CPU Cache efficiency
Skiplists do not provide very good memory locality because traversing pointers during a search results in execution jumping somewhat randomly around memory. The impact of this effect is very workload specific and hard to accurately measure. The cost of executing the rest of a query (sorting, executing expressions, protocol overhead to return the queries result) tends to dominate the cost of traversing the tower pointers during a search for most queries.
Most skiplist implementations use backwards pointers (double linking of list elements) to support iterating backwards in the list. The backwards pointers add extra memory overhead and extra implementation complexity (lockfree doubly linked lists are difficult to implement). MemSQL’s skiplist employs a novel reverse iterator that uses the towers to iterate backwards without the need for reverse links. The idea is to track the last tower link that is visited at each level of the skiplist while seeking to the end, or to a particular node, of the skiplist. These links can be used to find the element behind each successive element (each time the reverse iterator moves backwards, it updates the links at each level that are used). This iterator saves the memory required for backwards pointers, but does result in higher reverse iteration execution cost. Reverse iteration is important for a SQL database because it allows ORDER BY queries to run without sorting even if the ORDER BY wants the opposite sort order (i.e., ascending instead of descending) of the order the index provides.

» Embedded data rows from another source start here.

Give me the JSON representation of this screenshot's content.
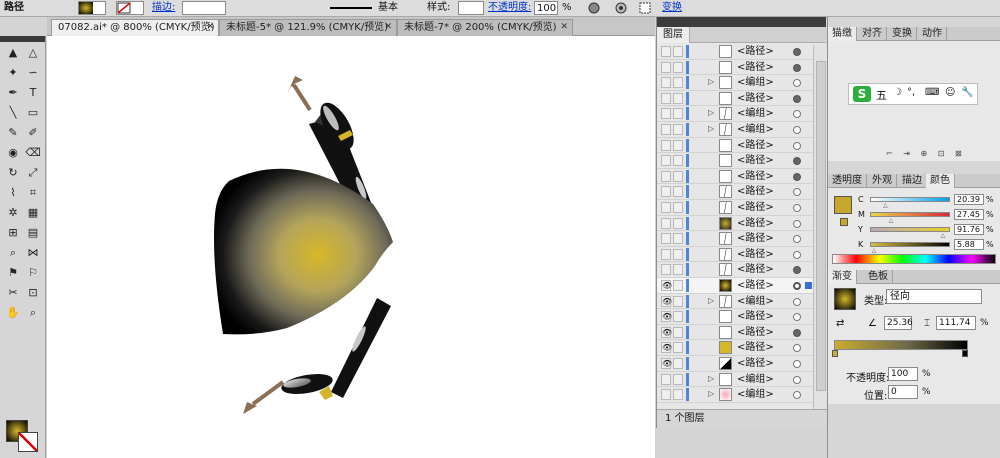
{
  "control_bar": {
    "object_type": "路径",
    "stroke_label": "描边:",
    "stroke_line_label": "基本",
    "style_label": "样式:",
    "opacity_label": "不透明度:",
    "opacity_value": "100",
    "opacity_unit": "%",
    "transform_label": "变换"
  },
  "tabs": [
    {
      "label": "07082.ai* @ 800% (CMYK/预览)",
      "close": "✕"
    },
    {
      "label": "未标题-5* @ 121.9% (CMYK/预览)",
      "close": "✕"
    },
    {
      "label": "未标题-7* @ 200% (CMYK/预览)",
      "close": "✕"
    }
  ],
  "layers_panel": {
    "title": "图层",
    "footer": "1 个图层",
    "rows": [
      {
        "name": "<路径>",
        "expand": "",
        "thumb": "blank",
        "target": "filled",
        "eye": ""
      },
      {
        "name": "<路径>",
        "expand": "",
        "thumb": "blank",
        "target": "filled",
        "eye": ""
      },
      {
        "name": "<编组>",
        "expand": "▷",
        "thumb": "blank",
        "target": "empty",
        "eye": ""
      },
      {
        "name": "<路径>",
        "expand": "",
        "thumb": "blank",
        "target": "filled",
        "eye": ""
      },
      {
        "name": "<编组>",
        "expand": "▷",
        "thumb": "stroke",
        "target": "empty",
        "eye": ""
      },
      {
        "name": "<编组>",
        "expand": "▷",
        "thumb": "stroke",
        "target": "empty",
        "eye": ""
      },
      {
        "name": "<路径>",
        "expand": "",
        "thumb": "blank",
        "target": "empty",
        "eye": ""
      },
      {
        "name": "<路径>",
        "expand": "",
        "thumb": "blank",
        "target": "filled",
        "eye": ""
      },
      {
        "name": "<路径>",
        "expand": "",
        "thumb": "curve",
        "target": "filled",
        "eye": ""
      },
      {
        "name": "<路径>",
        "expand": "",
        "thumb": "stroke",
        "target": "empty",
        "eye": ""
      },
      {
        "name": "<路径>",
        "expand": "",
        "thumb": "stroke",
        "target": "empty",
        "eye": ""
      },
      {
        "name": "<路径>",
        "expand": "",
        "thumb": "dark",
        "target": "empty",
        "eye": ""
      },
      {
        "name": "<路径>",
        "expand": "",
        "thumb": "stroke",
        "target": "empty",
        "eye": ""
      },
      {
        "name": "<路径>",
        "expand": "",
        "thumb": "stroke",
        "target": "empty",
        "eye": ""
      },
      {
        "name": "<路径>",
        "expand": "",
        "thumb": "stroke",
        "target": "filled",
        "eye": ""
      },
      {
        "name": "<路径>",
        "expand": "",
        "thumb": "gradient",
        "target": "selected",
        "eye": "👁"
      },
      {
        "name": "<编组>",
        "expand": "▷",
        "thumb": "stroke",
        "target": "empty",
        "eye": "👁"
      },
      {
        "name": "<路径>",
        "expand": "",
        "thumb": "blank",
        "target": "empty",
        "eye": "👁"
      },
      {
        "name": "<路径>",
        "expand": "",
        "thumb": "blank",
        "target": "filled",
        "eye": "👁"
      },
      {
        "name": "<路径>",
        "expand": "",
        "thumb": "gold",
        "target": "empty",
        "eye": "👁"
      },
      {
        "name": "<路径>",
        "expand": "",
        "thumb": "check",
        "target": "empty",
        "eye": "👁"
      },
      {
        "name": "<编组>",
        "expand": "▷",
        "thumb": "blank",
        "target": "empty",
        "eye": ""
      },
      {
        "name": "<编组>",
        "expand": "▷",
        "thumb": "pink",
        "target": "empty",
        "eye": ""
      }
    ]
  },
  "nav_panel": {
    "tabs": [
      "猫缴",
      "对齐",
      "变换",
      "动作"
    ],
    "ime_label": "五"
  },
  "color_panel": {
    "tabs": [
      "透明度",
      "外观",
      "描边",
      "颜色"
    ],
    "channels": [
      {
        "label": "C",
        "value": "20.39",
        "pos": 0.2
      },
      {
        "label": "M",
        "value": "27.45",
        "pos": 0.27
      },
      {
        "label": "Y",
        "value": "91.76",
        "pos": 0.92
      },
      {
        "label": "K",
        "value": "5.88",
        "pos": 0.06
      }
    ],
    "pct": "%"
  },
  "gradient_panel": {
    "tabs": [
      "渐变",
      "色板"
    ],
    "type_label": "类型:",
    "type_value": "径向",
    "angle_value": "25.36",
    "aspect_value": "111.74",
    "pct": "%",
    "opacity_label": "不透明度:",
    "opacity_value": "100",
    "location_label": "位置:",
    "location_value": "0"
  }
}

Quick Performance Comparison
Performance benchmarking of databases and data structures is very difficult. I’m not going to provide a comprehensive benchmark here. Instead, I’ll show a very simple demonstration of our skiplists single-threaded scan performance compared to innodb’s Btree. I’m going to run “SELECT SUM(score) FROM users” over a 50 million row users table. There is no concurrent write workload in this demonstration (where MemSQL really shines) and MemSQL is running with query parallelism disabled (both MySQL and MemSQL are scanning using only a single thread). Innodb is running with a big enough buffer pool to fit the entire table in memory, so there is no disk I/O going on.
CREATE TABLE `users` (
`user_id` bigint(20) NOT NULL AUTO_INCREMENT,
`first_name` varchar(100) CHARACTER SET utf8,
`last_name` varchar(100) CHARACTER SET utf8,
PRIMARY KEY (`user_id`)
MemSQL’s single-threaded scan performance is 5 times faster in the first case and 8 times faster in the second case. There is no black magic involved here. MemSQL needs to run far fewer CPU instructions to read a row for the reasons discussed above.
Because MemSQL is a memory optimized database, it is able to take advantage of the simplicity of a lockfree skiplist for its indexing. The result is a more modern indexing design based on recent developments in data structure and lockfree/non-blocking algorithms research. The simplicity of the skiplist is the source of a lot of MemSQL’s speed and scalability.